La misma Corte de la Nación expuso que esa regla sólo debe ser excepcionada en casos fundados y de interpretación restrictiva. «El art. 68 del Código Procesal Civil y Comercial de la Nación consagra el principio rector en materia de costas, que encuentra su razón de ser en el hecho objetivo de la derrota, de modo que quien pretenda exceptuarse de esa regla debe demostrar acabadamente las circunstancias que justificarían el apartamiento de ella.» (Verón, Héctor Oscar c/ Lacal, Alicia Julia Cristina s/nulidad de matrimonio», V. 98. L. RHE, sent. del 20/10/2015).

Sin embargo, en este supuesto, no se ha logrado acreditar ninguna excepción que pueda considerarse para imponer las costas de forma distinta a la del vencido (conf. art. 68, CPCC).
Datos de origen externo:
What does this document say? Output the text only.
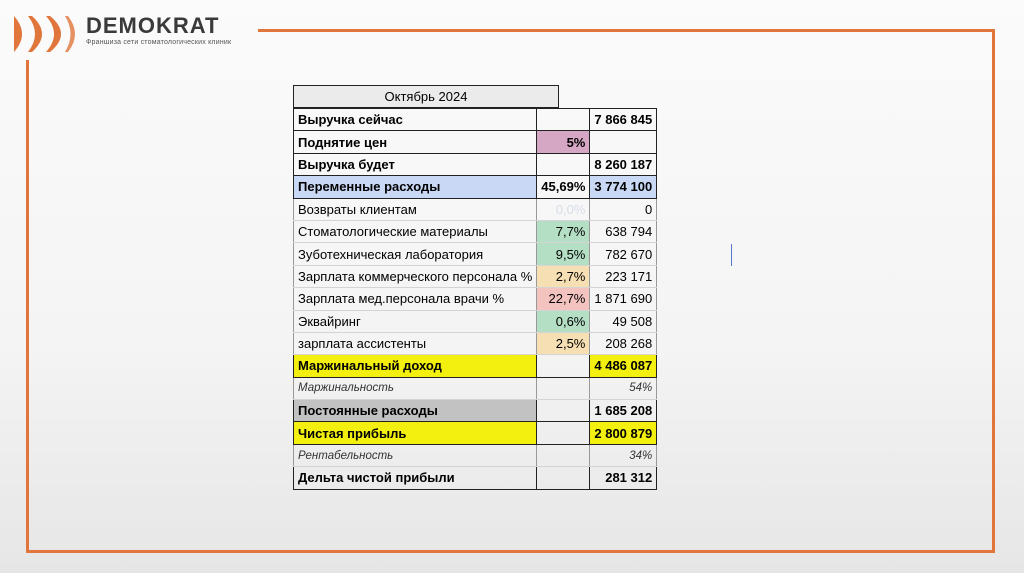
DEMOKRAT
Франшиза сети стоматологических клиник
Октябрь 2024
Выручка сейчас		7 866 845
Поднятие цен	5%	
Выручка будет		8 260 187
Переменные расходы	45,69%	3 774 100
Возвраты клиентам	0,0%	0
Стоматологические материалы	7,7%	638 794
Зуботехническая лаборатория	9,5%	782 670
Зарплата коммерческого персонала %	2,7%	223 171
Зарплата мед.персонала врачи %	22,7%	1 871 690
Эквайринг	0,6%	49 508
зарплата ассистенты	2,5%	208 268
Маржинальный доход		4 486 087
Маржинальность		54%
Постоянные расходы		1 685 208
Чистая прибыль		2 800 879
Рентабельность		34%
Дельта чистой прибыли		281 312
IX- En tal entendimiento, he de propiciar la desestimatoria de la apelación deducida y la consecuente confirmación de la sentencia cuestionada en todo lo que ha sido motivo de recurso y agravio. Asimismo, postulo que las costas de la Alzada se impongan al recurrente en su esencial condición de vencido (art. 68, CPCC).

El Dr. Ricardo Li Rosi, por las consideraciones y razones aducidas por la Dra. Bermejo, vota en igual sentido a la cuestión propuesta.

Buenos Aires,19 de noviembre de 2021.

Y visto lo deliberado y conclusiones establecidas en el Acuerdo transcripto precedentemente, por unanimidad de votos el Tribunal decide:a) Desestimar la apelación deducida y confirmar la sentencia cuestionada en todo lo que ha sido motivo de recurso y agravio; e b) Imponer las costas de la Alzada al recurrente en su esencial condición de vencido (art. 68, CPCC).

Se deja constancia que la Vocalía n° 32 se encuentra vacante.

Regístrese de conformidad con lo establecido con el art. 1° de la ley 26.856, 1 de su Decreto Reglamentario 894/2013 y 1, 2 y Anexo de la Acordada 24/13 de la CSJN.

La difusión de la presente resolución se encuentra sometida a lo dispuesto por el art. 164, segundo párrafo del Código Procesal Civil y Comercial de la Nación y 64 del Reglamento para la Justicia Nacional. En caso de su publicación, quien la efectúe, asumirá la responsabilidad por la difusión de su contenido.

Notifíquese por secretaría y cúmplase con la comunicación pública dispuesta en las Acordadas de la C.S.J.N. 15/2013 y 24/2013. Oportunamente, devuélvase a la instancia de grado.

SILVIA PATRICIA BERMEJO – RICARDO LI ROSI.

Ante mi:

JOSE M. ABRAM LUJAN (PROSECRETARIO LETRADO).